Que el ángel pequeño traiga una copa de oro, ya la copa de oro llena de miel de
chancaca más transparente”.
-¿Y entonces? -preguntaba
el patrón.
Los indios siervos
oían, oían al pongo, con atención, sin cuenta, pero temerosos
-Dueño mío; apenas
nuestro gran padre San Francisco dio la orden, apareció un ángel brillando,
alto como el sol; vino hasta llegar delante de nuestro padre, caminando
despacito. Detrás del ángel mayor marchaba otro pequeño, bello, de suave luz
como el resplandor de las flores. Traía en las manos una copa de oro.
-¿Y entonces?
-repitió el patrón.
-Al ángel mayor le
dijo: cubre a este caballero con la miel que estaba en la copa de oro; que tus
manos sean como plumas cuando pasen sobre el cuerpo del hombre”, diciendo,
ordenó nuestro gran padre.

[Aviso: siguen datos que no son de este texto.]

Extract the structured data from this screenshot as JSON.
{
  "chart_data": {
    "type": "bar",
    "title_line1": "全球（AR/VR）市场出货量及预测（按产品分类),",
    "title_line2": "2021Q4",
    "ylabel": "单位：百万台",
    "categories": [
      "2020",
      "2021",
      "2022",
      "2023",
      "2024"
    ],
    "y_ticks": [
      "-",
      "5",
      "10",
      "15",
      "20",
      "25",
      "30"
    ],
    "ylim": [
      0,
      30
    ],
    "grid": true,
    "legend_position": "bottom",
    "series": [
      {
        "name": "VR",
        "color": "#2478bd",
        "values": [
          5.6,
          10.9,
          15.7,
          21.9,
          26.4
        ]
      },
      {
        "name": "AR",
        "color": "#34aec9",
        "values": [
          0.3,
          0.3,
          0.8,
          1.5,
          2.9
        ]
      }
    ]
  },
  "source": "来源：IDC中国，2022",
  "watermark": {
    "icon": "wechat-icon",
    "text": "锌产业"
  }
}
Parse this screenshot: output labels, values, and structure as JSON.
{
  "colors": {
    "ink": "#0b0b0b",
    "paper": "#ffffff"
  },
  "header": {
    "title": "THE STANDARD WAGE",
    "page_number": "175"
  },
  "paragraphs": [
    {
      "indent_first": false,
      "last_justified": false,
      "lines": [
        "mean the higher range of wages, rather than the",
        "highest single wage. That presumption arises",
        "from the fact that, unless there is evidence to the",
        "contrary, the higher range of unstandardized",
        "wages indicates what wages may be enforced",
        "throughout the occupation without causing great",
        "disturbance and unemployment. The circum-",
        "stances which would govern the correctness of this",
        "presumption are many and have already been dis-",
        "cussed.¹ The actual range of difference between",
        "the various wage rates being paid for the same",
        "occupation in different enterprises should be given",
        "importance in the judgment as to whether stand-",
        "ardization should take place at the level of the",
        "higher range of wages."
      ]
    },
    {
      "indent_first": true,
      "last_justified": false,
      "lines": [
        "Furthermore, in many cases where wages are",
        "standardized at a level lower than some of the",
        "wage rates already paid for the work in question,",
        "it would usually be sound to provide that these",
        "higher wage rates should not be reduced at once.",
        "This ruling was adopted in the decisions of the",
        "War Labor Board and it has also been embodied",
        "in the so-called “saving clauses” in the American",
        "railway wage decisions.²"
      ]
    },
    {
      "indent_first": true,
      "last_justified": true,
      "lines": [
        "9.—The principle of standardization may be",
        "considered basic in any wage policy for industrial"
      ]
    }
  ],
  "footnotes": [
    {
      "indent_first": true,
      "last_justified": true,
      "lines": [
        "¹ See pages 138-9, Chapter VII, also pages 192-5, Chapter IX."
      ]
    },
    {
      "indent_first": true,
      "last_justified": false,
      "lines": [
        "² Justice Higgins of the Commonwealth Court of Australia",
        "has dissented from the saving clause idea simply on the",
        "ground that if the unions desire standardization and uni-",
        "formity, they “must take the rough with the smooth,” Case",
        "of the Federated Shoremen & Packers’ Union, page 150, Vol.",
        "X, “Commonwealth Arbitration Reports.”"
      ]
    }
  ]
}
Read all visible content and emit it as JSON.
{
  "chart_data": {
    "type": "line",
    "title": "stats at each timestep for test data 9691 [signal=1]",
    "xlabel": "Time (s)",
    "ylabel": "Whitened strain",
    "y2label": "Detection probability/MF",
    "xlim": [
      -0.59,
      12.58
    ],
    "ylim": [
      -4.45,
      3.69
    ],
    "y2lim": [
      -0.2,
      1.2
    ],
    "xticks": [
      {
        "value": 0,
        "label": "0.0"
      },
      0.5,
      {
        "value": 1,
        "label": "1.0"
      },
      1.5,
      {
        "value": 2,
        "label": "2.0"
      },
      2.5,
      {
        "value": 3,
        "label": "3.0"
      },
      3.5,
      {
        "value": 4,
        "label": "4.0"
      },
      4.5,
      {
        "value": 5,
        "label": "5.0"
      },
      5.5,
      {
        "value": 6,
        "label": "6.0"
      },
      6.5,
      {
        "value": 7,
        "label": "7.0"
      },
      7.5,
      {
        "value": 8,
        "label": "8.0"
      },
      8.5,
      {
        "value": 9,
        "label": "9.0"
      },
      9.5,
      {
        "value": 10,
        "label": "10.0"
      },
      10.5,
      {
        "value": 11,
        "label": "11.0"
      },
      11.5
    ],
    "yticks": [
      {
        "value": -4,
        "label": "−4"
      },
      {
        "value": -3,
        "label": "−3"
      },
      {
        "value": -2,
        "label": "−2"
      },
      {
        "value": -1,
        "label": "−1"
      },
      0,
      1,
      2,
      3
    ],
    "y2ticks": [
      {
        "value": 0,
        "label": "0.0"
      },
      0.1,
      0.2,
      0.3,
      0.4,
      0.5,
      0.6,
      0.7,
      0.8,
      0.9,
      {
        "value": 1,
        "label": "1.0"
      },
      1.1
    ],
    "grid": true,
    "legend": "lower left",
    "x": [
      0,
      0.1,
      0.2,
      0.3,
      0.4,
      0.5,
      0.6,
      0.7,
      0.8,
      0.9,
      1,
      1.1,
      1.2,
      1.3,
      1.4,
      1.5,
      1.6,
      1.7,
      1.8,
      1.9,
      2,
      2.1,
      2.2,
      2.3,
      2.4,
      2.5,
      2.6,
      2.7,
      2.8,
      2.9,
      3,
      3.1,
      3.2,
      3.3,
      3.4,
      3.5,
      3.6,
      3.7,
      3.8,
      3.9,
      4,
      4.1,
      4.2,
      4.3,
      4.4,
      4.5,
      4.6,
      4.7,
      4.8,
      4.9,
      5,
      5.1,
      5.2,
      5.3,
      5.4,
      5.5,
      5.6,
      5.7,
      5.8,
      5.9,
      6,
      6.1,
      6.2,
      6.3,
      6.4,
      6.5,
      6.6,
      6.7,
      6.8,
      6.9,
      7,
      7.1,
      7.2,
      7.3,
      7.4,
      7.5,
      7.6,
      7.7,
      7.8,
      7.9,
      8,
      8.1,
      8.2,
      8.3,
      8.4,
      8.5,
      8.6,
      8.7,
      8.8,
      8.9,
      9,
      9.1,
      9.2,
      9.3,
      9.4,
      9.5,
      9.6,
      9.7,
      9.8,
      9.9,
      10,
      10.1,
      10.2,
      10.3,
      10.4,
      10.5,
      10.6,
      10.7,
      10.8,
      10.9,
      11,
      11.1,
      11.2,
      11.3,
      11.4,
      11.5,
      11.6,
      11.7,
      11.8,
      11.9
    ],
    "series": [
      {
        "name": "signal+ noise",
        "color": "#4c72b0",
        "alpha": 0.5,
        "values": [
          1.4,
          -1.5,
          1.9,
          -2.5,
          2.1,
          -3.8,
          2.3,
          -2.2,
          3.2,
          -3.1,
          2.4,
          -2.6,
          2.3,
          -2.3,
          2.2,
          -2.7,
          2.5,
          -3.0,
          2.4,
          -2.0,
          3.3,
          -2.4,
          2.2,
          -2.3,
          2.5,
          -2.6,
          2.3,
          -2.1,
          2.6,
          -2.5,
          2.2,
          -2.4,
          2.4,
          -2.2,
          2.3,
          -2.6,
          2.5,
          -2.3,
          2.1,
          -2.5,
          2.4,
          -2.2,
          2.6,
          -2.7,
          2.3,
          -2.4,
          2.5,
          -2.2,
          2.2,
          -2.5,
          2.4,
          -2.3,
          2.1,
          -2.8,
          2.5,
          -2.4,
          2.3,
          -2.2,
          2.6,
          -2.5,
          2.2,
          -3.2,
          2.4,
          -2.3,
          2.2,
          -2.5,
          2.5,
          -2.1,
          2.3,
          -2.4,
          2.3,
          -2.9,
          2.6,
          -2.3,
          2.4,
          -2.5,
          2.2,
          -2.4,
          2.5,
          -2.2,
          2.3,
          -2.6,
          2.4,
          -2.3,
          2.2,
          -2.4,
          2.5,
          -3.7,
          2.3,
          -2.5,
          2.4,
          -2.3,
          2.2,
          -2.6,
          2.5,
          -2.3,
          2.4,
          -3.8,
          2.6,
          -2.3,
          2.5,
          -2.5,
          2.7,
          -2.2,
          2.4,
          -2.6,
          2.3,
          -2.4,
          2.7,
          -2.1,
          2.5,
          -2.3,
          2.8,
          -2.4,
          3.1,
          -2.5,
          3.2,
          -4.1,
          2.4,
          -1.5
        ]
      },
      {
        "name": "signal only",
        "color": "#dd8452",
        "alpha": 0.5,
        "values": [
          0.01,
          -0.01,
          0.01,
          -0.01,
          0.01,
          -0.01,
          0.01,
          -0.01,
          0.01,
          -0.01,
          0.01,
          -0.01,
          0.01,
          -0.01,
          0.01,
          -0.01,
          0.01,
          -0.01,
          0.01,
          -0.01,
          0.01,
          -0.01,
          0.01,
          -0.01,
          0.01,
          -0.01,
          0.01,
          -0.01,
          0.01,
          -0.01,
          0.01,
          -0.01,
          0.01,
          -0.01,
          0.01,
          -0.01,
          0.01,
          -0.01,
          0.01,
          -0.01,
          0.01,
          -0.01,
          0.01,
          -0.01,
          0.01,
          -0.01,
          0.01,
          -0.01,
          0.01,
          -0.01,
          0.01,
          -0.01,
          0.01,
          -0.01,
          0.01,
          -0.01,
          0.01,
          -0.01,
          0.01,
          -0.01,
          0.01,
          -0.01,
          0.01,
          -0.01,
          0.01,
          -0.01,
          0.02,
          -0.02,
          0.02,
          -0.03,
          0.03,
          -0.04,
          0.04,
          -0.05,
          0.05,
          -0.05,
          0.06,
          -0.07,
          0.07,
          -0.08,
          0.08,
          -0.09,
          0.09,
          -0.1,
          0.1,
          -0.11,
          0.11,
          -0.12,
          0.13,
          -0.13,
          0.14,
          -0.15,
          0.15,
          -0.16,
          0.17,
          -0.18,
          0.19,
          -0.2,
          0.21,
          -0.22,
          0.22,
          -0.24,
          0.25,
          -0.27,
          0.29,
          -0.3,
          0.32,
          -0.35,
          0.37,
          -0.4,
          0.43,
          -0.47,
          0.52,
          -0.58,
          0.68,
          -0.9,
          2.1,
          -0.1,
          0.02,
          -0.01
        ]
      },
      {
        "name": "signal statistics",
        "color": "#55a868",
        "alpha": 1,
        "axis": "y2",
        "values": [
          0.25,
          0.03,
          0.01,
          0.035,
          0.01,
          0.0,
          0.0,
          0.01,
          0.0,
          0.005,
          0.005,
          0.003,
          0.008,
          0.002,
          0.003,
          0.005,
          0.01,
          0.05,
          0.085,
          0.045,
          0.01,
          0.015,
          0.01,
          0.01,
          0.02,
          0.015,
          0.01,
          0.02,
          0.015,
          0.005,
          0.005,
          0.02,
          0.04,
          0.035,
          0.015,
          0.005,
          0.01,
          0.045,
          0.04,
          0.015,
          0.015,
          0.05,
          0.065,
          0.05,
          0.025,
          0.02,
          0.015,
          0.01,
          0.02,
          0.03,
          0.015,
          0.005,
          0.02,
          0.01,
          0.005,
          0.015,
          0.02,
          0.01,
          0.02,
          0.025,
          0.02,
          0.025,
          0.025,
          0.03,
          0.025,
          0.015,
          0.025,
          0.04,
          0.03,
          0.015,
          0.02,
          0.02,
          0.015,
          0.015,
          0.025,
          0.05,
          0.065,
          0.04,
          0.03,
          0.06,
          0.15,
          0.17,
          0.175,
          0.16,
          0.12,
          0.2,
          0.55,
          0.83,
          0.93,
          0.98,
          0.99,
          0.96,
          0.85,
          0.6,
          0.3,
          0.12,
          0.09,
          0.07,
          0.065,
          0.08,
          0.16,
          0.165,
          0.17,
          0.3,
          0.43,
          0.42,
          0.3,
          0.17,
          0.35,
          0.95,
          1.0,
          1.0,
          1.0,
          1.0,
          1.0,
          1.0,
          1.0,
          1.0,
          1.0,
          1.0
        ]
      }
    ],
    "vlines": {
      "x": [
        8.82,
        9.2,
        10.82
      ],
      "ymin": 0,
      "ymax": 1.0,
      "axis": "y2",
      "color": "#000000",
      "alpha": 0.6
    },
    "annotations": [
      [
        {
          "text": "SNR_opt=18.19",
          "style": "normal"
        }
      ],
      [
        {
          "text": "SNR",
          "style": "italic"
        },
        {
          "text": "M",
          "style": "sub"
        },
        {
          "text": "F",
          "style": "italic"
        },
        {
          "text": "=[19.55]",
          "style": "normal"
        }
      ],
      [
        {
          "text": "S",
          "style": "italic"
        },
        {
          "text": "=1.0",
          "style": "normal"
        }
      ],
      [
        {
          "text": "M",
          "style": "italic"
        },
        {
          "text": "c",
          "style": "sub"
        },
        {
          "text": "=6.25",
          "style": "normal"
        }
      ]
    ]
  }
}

Y así, el ángel excelso, levantando la miel con sus
manos, enlució tu cuerpecito, todo, desde la cabeza hasta las uñas de los pies.
Y te erguiste, solo; en el resplandor del cielo la luz de tu cuerpo sobresalía,
como si estuviera de oro, transparente.
-Así tenía que ser
–dijo el patrón, y luego preguntó:
-¿Y a ti?
-Cuando tu brillabas
en el cielo, nuestro padre San Francisco volvió a ordenar: ”Que de todos los
Ángeles del cielo venga el de menos valer, el más ordinario. Que ese ángel
traiga un tarro de gasolina con excremento humano”.
-¿Y entonces?
-Un ángel que ya no
valía, de patas escamosas, al que no alcanzaban las fuerzas para mantener las
alas en su sitio, llegó ante nuestro gran padre; llegó bien cansado con las
alas chorreadas, trayendo en las manos un tarro grande.
-“Oye viejo –ordenó
nuestro gran padre a ese pobre ángel- embadurna el cuerpo de ese hombrecito con
el excremento que hay en esa lata que has traído, todo el cuerpo, de cualquier
manera; cúbrela como puedas, ¡rápido!”. Entonces con sus manos nudosas, el ángel
viejo, sacando el excremento de la lata, me cubrió, desigual, el cuerpo, así
como se echa barro en la pared de una casa ordinaria, sin cuidado. Y, aparecía
avergonzado, en la luz del cielo, apestando…
-Así mismo tenía que
ser –afirmó el patrón- ¡continúa! o ¿todo concluye allí?
-No, padrecito mío,
señor mío. Cuando nuevamente, aunque ya de otro modo, nos vimos juntos, los
dos, ante nuestro gran padre San Francisco, él volvió a mirarnos, también nuevamente,
ya a ti, ya a mí, largo rato. Con sus ojos que colmaban el cielo, no sé hasta que
honduras nos alcanzó, juntando la noche con el día, el olvido con la memoria. Y
luego dijo: ”Todo cuanto los Ángeles debían hacer con ustedes ya está hecho.
Ahora ¡lámanse uno a otro! Despacio, por mucho tiempo. El viejo ángel
rejuveneció a esa misma hora; sus alas recuperaron su color negro, su gran
fuerza. Nuestro padre le encomendó vigilar que su voluntad se cumpliera.